He who walks in the Truth, arrives

We must revive hearts, let them burn!


My attention was pleasantly drawn to the Spanish edition of Karol Wojtyla’s play, Jeremías (Didaskalos, 2023), under the care of Professor Carmen Álvarez Alonso, who writes the long and substantial preliminary study of this play from Wojtyla’s youth, written at the age of 20, in 1940. I knew the play The Goldsmith’s Workshop and some of his poetry, which was translated into Spanish. This work of youth reveals the artistic essence of who would be Saint John Paul II in which so many of the themes that will accompany his intellectual and pastoral work shine: truth with a small and capital letter, the cultural and spiritual identity of the people, patriotism, the deep Christian meaning of life, the hope that accompanies the joys and sorrows of human beings.

Jeremiah, the prophet of the Old Testament, raises his voice in the name of God to tell the people of Israel to return to the Way and fulfill the Law. The false gods, the Baals, and idols to which the ruling elites and the people have turned Jewish are a clear breach of the Covenant. Jeremiah announces that the success and prosperity they enjoy at that moment is a flower of a day: everything will vanish and be destroyed by the invaders. He prophecies that, indeed, are fulfilled when Jerusalem falls and the people are exiled to Babylon.

Wojtyla takes inspiration from Jeremiah to meditate on the fall of the Polish people under the oppression of the Nazis and, later, the Soviets. The “depolonization” to which they are subjected by the invaders requires memory and courage to not lose the consciousness of homeland, forged over centuries and which gave Poland its cultural, historical and spiritual identity. Polish Christianity is not an external veneer, but is a constituent of its national identity. Wojtyla, therefore, places as characters the Polish general Stalislaw Zolkiewski, who died in the battle of Cecora against the Ottoman forces. The other important character is Father Pedro, who knows that words are not enough if they are not accompanied by the transforming power of the Spirit: “Words are not enough, words are not enough. We must revive hearts, let them burn! You have to plow them like a plow – the weeds are cut – the tares are uprooted” (p. 137).

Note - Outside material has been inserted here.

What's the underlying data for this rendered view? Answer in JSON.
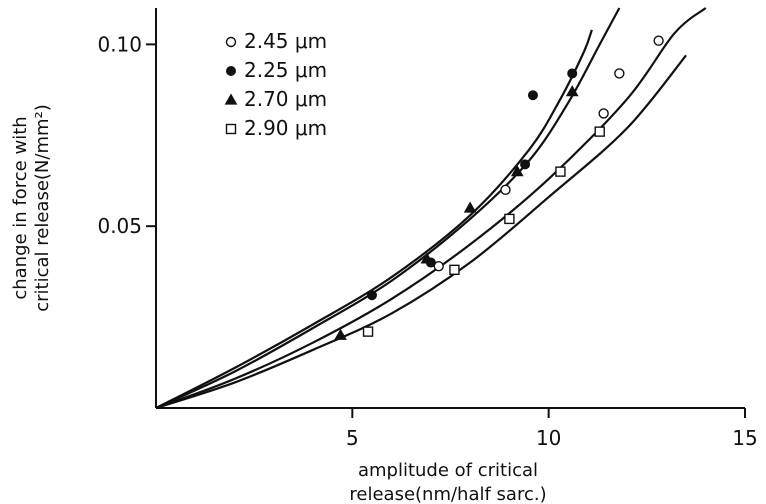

Return to the fountain of living water, Jeremiah asks his people: “where is the fountain that flows without ceasing, in the midst of this people, in Israel? First you must wash your eyes! First you must wash your eyes! -and remain pure as crystal, not in adultery, not in lies, but in the Truth before Jahweh. In the Truth there is Freedom and Splendor-In the lie you go to slavery” (p. 153). “The Truth will set you free”, this expression of the Gospel, Wojtyla, is very clear. It is not only for the personal sphere, it is also for the public space. How important to meditate again and inflame the heart with this cry: to proclaim the truth, to be true. Getting used to lying in the public space, whether in politics, the economy or business, is very low law. Lies pay very poorly and eat away at human coexistence: there is no family, city or country that resists the dissolving power of lies and deception.

Father Pedro says: “Are these the brothers?! How can a family go well, how can it go well, if it is so easy for a brother to kill another brother? I have seen it. But why? Why? Well, out of envy, to appropriate everything. This beloved country is not yours alone, this sacred mother is not yours alone, it must also be yours for others! For others too!” (p. 183). It is enough to think about the lamentable spectacle of political corruption that has afflicted us in a striking way in the last 25 years, to realize that at the root of the bribes and back and forth between one another are greed, envy, anger. . All of them, capital sins that are born from the darkness of the heart. Vices of the soul that lead to thriving for one’s own benefit, forgetting about one’s neighbor and the common good.

In each section of this play by Karol Wojtyla we find speeches like these that do not leave the reader indifferent. They invite us to stop and meditate, they worry us and challenge us, but, at the same time, they fill us with a healthy optimism, because whoever walks in the Truth, even when the path is narrow, arrives.